Abatis
Platinum Member
While I believe in God, I have struggled with the idea that Thomas Jefferson put forth:
We hold these truths to be self-evident, that all men are created equal, that they are endowed by their Creator with certain unalienable Rights, that among these are Life, Liberty and the pursuit of Happiness.
Unalienable means (from the net): incapable of being repudiated or transferred to another.
Now, if China chooses to be communist....and forbids your rights, what difference does it make if they can't "repudiate" them (refuse to accept that they exist) ? You still don't get to exercise them....and, in effect, they have been removed.
Can someone explain to me how we don't have secure rights without government ?
I just don't see it.
You really need to read Locke and Sidney (and the oppositional, absolutist treatises of Hobbes and Filmer and Bodin) . . .
Natural rights are those unencumbered freedoms humans posses when they are in a "state of nature", before they enter society. These are absolute and without restriction because there is no authority entity to constrain the exercise of those rights.
Humans, being social animals like to be together and humans understand that with combination, benefits are realized, like security, division of work, stability. To realize these benefits each member must surrender some of his own absolute freedoms to the social compact because now, one's absolute natural rights, to act in any manner he wishes, are limited by the rights of others.
This is the fundamental premise for the governmental model established on legitimacy . . . the principle that government cannot be arbitrary over the lives and fortunes of the people because a legitimate government only emanates from consent of the governed; government's power is only the sum of that limited amount of power each member of the society gives up to the legislative assembly.

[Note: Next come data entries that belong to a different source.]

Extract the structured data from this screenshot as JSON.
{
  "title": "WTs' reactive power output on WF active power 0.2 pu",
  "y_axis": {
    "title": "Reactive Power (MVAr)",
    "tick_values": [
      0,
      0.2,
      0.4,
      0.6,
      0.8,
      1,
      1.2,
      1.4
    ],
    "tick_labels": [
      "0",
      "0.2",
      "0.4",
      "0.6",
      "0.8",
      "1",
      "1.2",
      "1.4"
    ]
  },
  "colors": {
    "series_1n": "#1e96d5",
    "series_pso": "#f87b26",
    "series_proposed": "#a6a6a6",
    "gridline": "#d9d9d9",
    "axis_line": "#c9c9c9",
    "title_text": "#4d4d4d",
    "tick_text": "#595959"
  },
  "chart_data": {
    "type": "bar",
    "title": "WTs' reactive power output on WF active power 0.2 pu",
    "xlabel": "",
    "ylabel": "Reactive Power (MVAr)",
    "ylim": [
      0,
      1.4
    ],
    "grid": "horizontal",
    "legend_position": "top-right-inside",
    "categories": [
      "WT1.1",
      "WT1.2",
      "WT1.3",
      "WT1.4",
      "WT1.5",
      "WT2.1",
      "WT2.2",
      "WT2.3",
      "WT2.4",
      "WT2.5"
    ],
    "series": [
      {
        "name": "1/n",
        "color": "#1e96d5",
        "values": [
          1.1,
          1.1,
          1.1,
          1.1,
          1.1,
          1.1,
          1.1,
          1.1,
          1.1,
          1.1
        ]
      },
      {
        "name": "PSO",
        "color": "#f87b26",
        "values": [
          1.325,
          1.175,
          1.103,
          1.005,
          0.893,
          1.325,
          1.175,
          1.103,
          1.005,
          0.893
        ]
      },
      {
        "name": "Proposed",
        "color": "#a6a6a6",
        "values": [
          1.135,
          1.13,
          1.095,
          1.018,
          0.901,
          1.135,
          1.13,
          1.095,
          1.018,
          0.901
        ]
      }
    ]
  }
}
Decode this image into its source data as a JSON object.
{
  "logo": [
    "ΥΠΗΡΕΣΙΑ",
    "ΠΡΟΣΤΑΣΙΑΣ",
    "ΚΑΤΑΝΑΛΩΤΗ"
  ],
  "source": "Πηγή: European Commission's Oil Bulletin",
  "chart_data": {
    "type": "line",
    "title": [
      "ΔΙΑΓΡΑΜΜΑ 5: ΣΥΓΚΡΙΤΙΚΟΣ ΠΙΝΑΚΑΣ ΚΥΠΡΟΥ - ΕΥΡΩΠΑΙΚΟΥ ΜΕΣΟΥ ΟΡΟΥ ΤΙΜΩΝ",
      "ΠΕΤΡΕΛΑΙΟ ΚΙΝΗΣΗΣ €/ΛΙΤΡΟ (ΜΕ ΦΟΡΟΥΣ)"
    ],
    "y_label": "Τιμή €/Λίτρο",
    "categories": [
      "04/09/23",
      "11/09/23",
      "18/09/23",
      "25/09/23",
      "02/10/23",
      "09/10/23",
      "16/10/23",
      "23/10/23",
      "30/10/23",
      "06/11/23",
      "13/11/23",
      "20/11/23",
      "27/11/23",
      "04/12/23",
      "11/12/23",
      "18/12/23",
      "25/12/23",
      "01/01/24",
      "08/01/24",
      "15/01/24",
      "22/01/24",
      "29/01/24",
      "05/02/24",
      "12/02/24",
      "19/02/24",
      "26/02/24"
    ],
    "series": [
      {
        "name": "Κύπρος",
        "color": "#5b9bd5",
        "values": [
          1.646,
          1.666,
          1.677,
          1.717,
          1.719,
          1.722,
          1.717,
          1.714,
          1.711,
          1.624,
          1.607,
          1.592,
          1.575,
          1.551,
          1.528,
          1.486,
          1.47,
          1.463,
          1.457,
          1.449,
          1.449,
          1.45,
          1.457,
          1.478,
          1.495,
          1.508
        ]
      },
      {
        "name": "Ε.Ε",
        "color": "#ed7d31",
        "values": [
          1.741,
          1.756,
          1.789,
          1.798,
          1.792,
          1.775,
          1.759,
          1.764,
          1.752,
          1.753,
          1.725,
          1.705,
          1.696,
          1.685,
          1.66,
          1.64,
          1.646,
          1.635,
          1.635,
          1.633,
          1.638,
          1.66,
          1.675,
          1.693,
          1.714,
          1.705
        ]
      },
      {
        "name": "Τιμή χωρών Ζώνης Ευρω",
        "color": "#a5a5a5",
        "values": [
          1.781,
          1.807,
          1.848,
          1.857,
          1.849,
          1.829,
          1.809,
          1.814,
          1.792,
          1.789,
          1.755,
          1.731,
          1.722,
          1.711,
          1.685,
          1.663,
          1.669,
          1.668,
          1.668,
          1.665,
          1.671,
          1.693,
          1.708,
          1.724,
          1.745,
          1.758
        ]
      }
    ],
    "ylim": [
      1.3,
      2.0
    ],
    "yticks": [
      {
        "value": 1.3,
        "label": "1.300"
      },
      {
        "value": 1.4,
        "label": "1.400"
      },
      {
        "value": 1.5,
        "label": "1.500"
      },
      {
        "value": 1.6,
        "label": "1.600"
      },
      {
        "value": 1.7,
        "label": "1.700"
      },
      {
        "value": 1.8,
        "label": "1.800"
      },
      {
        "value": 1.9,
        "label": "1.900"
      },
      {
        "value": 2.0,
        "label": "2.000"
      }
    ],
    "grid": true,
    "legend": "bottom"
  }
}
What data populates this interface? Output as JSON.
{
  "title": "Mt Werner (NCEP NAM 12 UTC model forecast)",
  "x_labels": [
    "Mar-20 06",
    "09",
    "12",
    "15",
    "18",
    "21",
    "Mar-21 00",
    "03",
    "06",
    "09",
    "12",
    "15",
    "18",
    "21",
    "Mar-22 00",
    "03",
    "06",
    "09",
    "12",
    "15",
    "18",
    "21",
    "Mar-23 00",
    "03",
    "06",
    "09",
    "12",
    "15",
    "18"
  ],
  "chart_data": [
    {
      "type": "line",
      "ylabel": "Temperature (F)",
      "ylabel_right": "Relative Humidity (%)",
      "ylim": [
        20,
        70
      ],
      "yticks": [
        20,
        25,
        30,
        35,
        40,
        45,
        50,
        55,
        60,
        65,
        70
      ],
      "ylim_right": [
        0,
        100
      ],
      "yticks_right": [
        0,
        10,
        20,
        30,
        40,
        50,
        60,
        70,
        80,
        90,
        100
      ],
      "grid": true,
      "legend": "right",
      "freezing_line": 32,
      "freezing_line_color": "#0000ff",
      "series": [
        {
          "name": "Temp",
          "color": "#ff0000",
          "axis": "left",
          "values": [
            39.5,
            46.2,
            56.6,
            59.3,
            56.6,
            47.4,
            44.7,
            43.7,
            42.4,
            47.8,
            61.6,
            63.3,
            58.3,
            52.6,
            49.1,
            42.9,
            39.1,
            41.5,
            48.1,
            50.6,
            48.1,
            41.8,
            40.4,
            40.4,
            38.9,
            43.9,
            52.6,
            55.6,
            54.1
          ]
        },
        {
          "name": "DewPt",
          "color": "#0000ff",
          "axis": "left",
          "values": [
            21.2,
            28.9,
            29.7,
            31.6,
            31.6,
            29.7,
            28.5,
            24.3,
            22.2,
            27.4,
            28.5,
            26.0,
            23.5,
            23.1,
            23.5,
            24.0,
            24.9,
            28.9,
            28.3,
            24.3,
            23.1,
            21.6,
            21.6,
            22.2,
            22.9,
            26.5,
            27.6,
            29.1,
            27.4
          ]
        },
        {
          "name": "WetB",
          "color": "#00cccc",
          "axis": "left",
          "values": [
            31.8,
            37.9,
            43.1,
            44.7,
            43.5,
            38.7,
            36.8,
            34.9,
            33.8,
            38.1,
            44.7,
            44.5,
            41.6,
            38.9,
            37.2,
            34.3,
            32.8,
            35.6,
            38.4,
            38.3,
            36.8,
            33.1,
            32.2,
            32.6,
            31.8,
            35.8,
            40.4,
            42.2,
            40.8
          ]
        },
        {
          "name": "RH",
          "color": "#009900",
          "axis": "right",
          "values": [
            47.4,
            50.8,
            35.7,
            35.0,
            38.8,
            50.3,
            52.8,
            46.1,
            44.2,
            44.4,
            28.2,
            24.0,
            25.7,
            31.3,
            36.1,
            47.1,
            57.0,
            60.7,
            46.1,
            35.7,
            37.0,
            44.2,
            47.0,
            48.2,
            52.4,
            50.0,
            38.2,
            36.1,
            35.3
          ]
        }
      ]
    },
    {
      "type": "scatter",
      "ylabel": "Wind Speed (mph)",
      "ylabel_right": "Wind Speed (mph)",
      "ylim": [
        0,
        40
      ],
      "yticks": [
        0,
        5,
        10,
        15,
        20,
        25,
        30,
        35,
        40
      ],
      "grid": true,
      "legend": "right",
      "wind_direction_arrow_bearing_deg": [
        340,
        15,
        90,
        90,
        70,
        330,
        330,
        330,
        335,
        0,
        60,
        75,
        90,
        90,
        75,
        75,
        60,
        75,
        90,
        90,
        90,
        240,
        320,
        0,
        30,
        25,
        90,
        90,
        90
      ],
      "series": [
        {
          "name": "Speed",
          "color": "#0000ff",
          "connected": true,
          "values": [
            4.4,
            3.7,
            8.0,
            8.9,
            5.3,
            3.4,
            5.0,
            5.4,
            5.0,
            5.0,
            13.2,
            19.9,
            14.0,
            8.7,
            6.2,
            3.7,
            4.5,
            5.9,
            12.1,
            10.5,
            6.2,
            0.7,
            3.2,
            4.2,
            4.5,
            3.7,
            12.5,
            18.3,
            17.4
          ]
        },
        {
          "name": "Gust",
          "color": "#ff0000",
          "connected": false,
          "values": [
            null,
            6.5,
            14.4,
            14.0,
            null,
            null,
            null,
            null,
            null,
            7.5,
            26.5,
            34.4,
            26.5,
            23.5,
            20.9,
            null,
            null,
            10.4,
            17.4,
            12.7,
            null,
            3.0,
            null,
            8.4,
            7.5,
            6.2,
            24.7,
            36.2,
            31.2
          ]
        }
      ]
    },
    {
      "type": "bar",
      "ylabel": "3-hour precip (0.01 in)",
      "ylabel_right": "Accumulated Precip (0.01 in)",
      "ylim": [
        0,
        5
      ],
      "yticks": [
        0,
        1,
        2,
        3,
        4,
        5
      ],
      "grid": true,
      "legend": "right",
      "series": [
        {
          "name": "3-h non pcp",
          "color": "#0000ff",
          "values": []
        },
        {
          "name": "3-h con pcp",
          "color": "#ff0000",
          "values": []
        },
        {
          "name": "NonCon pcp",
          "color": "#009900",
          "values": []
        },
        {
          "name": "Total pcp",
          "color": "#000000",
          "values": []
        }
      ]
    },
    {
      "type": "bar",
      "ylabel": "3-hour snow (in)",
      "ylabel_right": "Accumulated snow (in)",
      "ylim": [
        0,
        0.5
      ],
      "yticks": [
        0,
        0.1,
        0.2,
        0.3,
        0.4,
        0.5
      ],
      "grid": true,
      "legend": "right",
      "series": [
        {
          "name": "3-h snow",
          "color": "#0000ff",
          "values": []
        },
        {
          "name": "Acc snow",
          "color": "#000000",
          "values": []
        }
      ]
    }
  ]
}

The power vested in the assembly can be no greater than that which the people had before they entered into that society because no person can transfer to another, more power than he possesses himself, and nobody has an absolute arbitrary power over any other, to destroy or take away, the life or property of another.
Under these principles, government only keeps that power with the consent of the governed and the citizens retained all interests not delegated to the government. Our rights were understood to be inherent (as we possessed all powers and rights in a state of nature and brought them to the compact) and among those inherent rights a subset, called un/inalienable rights, were deemed to be of such intrinsic value to being human that a person, even willingly, cannot confer them to the care and control of another person.
Inalienable is a term focused on legitimacy; a person cannot legitimately confer to government the care of his life, liberty or fruits of his labor. Inalienable also denotes legitimacy of action for government because no legitimate government would ever accept such a surrender by a citizen.
"Inalienable rights" is a concept of importance primarily at the genesis of the social compact / contract. Once the foundational principles have been agreed upon and the government's powers have been set-out and limited by that enumeration (in a constitution), inalienable rights become relatively moot because their status has unalterably been codified. The only concern is whether they are being violated and the only enforcers of violations are the people . . .
Inalienable really has nothing to do with whether a particular right can be violated by government . . . Of course it can, that's a given. The term again is centered on legitimacy; when an inalienable right is violated, that government is no longer operating according to the principles of its establishment, thus it has lost its legitimacy to govern. It is then subject to the people's original right to rescind their consent to be governed and retake the powers originally conferred (employing the right of original self defense, never surrendered).
In the final analysis, one must understand that "inalienable rights" is a meaningless concept if there is not a government being established to NOT surrender rights to.
It makes no sense to apply the term or use it in the context of people living under say, a monarchy or a dictatorship or a theocracy. . . It is at its core, a refutation of monarchy and all authoritarian rule.
Even more nonsensical is a modern enlightened socialist/communitarian/anarchist discussing the term only to deny the existence of inalienable rights (well DUH).